I mean, a great example of this is people are very focused oftentimes on the fact that there is still a billion people on this planet that, say, live on less than a dollar a day. And that is certainly is a terrible tragedy, but if you put that in historical context that is about 15% of the people, 15, 16. 17, less than 20% of the people alive on the planet live on less than a dollar a day whereas 200 years ago 85% of the people alive on the planet earth lived on less than a dollar a day and that is in today’s dollars adjusted for inflation, so poverty has always been the default condition of the human race. What is unprecedented is not poverty—what is unprecedented is wealth. Wealth for not a few, but prosperity for literally billions of people. Every year now we see hundreds of millions of people escape from poverty just in two countries, China and India. It is the greatest revolution in human prosperity in all of human history. It’s all occurred in the last 20 years and it’s a fact that you almost never see reported in the media. Instead we tend to focus still on the remaining people that are poor and we’re back on our zero-sum game that somehow or another that is because other people are greedy and selfish and they’re keeping these poor people down. Rather than seeing poverty lessen through capitalism and through free market expansion, we tend to condemn the very thing that is allowing people to escape from poverty as the cause of the poverty. And it’s ridiculous. Capitalism and free markets are what is going to allow us to escape from poverty.

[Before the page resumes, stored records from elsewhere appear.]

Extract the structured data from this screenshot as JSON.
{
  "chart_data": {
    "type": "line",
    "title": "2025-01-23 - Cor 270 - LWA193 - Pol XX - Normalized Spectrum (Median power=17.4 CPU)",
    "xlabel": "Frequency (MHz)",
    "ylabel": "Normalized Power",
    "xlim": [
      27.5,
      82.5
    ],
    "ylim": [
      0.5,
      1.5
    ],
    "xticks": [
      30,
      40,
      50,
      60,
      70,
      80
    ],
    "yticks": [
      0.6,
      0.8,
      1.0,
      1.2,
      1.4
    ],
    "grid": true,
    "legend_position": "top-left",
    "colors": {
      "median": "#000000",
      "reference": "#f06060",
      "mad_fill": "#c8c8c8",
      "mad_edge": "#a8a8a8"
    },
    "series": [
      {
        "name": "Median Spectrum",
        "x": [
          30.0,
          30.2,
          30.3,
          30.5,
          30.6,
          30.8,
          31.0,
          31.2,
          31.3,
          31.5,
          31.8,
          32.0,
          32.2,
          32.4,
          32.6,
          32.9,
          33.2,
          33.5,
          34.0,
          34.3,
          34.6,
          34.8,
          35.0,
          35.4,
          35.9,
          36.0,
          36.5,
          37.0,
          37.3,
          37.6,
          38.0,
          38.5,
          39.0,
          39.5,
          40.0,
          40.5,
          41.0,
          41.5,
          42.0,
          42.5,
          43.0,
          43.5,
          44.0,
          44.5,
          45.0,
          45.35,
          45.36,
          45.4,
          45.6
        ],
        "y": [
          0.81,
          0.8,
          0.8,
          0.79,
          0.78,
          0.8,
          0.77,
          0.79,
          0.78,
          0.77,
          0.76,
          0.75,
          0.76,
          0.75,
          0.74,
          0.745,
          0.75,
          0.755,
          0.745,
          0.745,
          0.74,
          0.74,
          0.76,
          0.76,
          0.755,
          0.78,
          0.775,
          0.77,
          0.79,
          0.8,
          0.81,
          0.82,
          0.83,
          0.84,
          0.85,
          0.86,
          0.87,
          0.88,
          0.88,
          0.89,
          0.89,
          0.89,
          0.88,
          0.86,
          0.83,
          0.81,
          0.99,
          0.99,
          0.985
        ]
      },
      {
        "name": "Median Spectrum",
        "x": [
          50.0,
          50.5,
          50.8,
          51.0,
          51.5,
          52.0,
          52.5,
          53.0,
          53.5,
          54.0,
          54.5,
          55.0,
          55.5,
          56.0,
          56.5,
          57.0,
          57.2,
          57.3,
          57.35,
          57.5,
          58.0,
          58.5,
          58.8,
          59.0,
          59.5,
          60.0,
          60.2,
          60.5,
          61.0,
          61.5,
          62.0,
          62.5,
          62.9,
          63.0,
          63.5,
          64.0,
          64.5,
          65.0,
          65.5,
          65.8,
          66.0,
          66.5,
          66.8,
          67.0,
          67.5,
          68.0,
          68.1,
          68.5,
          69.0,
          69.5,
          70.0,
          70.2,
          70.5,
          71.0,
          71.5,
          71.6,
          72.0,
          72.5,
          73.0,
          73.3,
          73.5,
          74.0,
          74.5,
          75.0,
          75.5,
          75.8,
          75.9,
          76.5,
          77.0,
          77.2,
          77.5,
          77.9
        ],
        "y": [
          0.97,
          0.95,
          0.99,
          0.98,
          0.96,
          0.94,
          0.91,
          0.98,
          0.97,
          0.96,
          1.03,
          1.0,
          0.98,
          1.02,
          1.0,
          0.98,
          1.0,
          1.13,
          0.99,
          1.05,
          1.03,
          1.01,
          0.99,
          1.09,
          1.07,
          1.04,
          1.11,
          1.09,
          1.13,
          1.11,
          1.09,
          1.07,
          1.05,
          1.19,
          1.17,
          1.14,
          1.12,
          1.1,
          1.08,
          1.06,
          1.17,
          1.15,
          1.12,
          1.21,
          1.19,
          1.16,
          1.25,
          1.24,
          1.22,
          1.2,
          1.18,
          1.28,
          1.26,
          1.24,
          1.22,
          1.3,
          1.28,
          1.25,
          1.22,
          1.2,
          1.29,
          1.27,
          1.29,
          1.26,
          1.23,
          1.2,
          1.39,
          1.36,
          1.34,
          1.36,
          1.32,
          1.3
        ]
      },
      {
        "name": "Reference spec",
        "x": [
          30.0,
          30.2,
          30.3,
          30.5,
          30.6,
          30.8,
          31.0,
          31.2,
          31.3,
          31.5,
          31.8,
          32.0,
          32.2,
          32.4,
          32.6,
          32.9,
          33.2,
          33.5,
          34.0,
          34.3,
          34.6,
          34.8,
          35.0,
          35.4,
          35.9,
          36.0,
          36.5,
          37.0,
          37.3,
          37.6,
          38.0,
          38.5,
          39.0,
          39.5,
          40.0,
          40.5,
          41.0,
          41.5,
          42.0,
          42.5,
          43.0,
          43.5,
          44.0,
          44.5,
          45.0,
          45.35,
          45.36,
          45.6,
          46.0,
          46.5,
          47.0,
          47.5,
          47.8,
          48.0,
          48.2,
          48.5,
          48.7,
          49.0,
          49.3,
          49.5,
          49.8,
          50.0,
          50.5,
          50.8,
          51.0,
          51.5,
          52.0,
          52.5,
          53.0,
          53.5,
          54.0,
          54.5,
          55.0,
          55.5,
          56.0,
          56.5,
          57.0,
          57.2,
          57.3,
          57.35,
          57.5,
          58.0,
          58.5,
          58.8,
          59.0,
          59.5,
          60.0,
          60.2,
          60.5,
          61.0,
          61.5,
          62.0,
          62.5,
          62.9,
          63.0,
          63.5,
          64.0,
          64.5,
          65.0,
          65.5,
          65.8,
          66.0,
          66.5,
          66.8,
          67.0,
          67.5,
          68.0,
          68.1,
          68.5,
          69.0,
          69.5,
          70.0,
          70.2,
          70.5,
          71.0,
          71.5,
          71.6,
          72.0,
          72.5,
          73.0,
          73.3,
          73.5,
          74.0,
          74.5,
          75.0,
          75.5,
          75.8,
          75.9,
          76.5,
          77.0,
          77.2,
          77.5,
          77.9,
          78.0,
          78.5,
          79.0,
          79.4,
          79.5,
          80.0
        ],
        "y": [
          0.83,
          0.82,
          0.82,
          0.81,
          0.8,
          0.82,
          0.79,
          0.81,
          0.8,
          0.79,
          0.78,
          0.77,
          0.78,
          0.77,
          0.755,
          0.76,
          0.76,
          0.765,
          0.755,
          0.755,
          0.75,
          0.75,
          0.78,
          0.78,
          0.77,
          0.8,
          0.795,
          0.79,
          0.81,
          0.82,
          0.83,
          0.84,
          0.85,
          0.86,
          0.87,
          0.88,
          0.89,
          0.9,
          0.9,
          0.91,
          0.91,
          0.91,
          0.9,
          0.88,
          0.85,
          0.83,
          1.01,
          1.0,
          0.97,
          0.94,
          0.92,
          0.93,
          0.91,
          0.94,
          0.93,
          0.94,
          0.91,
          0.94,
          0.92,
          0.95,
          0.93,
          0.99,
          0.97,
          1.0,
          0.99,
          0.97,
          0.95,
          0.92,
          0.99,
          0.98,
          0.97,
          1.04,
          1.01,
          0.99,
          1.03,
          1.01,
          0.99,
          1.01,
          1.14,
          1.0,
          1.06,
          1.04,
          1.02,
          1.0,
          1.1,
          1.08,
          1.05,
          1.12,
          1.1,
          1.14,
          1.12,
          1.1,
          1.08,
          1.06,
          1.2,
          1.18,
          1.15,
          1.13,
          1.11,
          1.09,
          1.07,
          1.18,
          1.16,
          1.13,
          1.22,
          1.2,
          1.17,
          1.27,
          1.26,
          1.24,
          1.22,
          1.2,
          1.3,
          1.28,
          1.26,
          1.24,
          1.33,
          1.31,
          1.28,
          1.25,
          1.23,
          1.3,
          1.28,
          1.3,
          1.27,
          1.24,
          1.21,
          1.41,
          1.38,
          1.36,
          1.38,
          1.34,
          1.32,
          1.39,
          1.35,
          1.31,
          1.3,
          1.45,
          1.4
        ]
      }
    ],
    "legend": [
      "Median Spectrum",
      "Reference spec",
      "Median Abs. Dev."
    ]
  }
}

Mohammad Yunus likes to say that by the end of the 21st century poverty will be something that we only see in museums, that it will be something people look back and say, “Gosh we used to have poor people, how is that even possible?” And I do think that is the future of humanity if we don’t totally mess it up. That we are going to continue to learn, we’re going to have our intellectual capital spread, we’re going to unleash the human creativity—because I do believe humans have limitless creativity—and we’re going to solve a lot of these problems that are holding us back now and humanity is going to continue its upwards spiral and we are going to eliminate poverty. I think there are people alive today—I perhaps will not live to see the end of it—but there are young people alive today that will probably see the virtual end of poverty in the human race in the 21st century.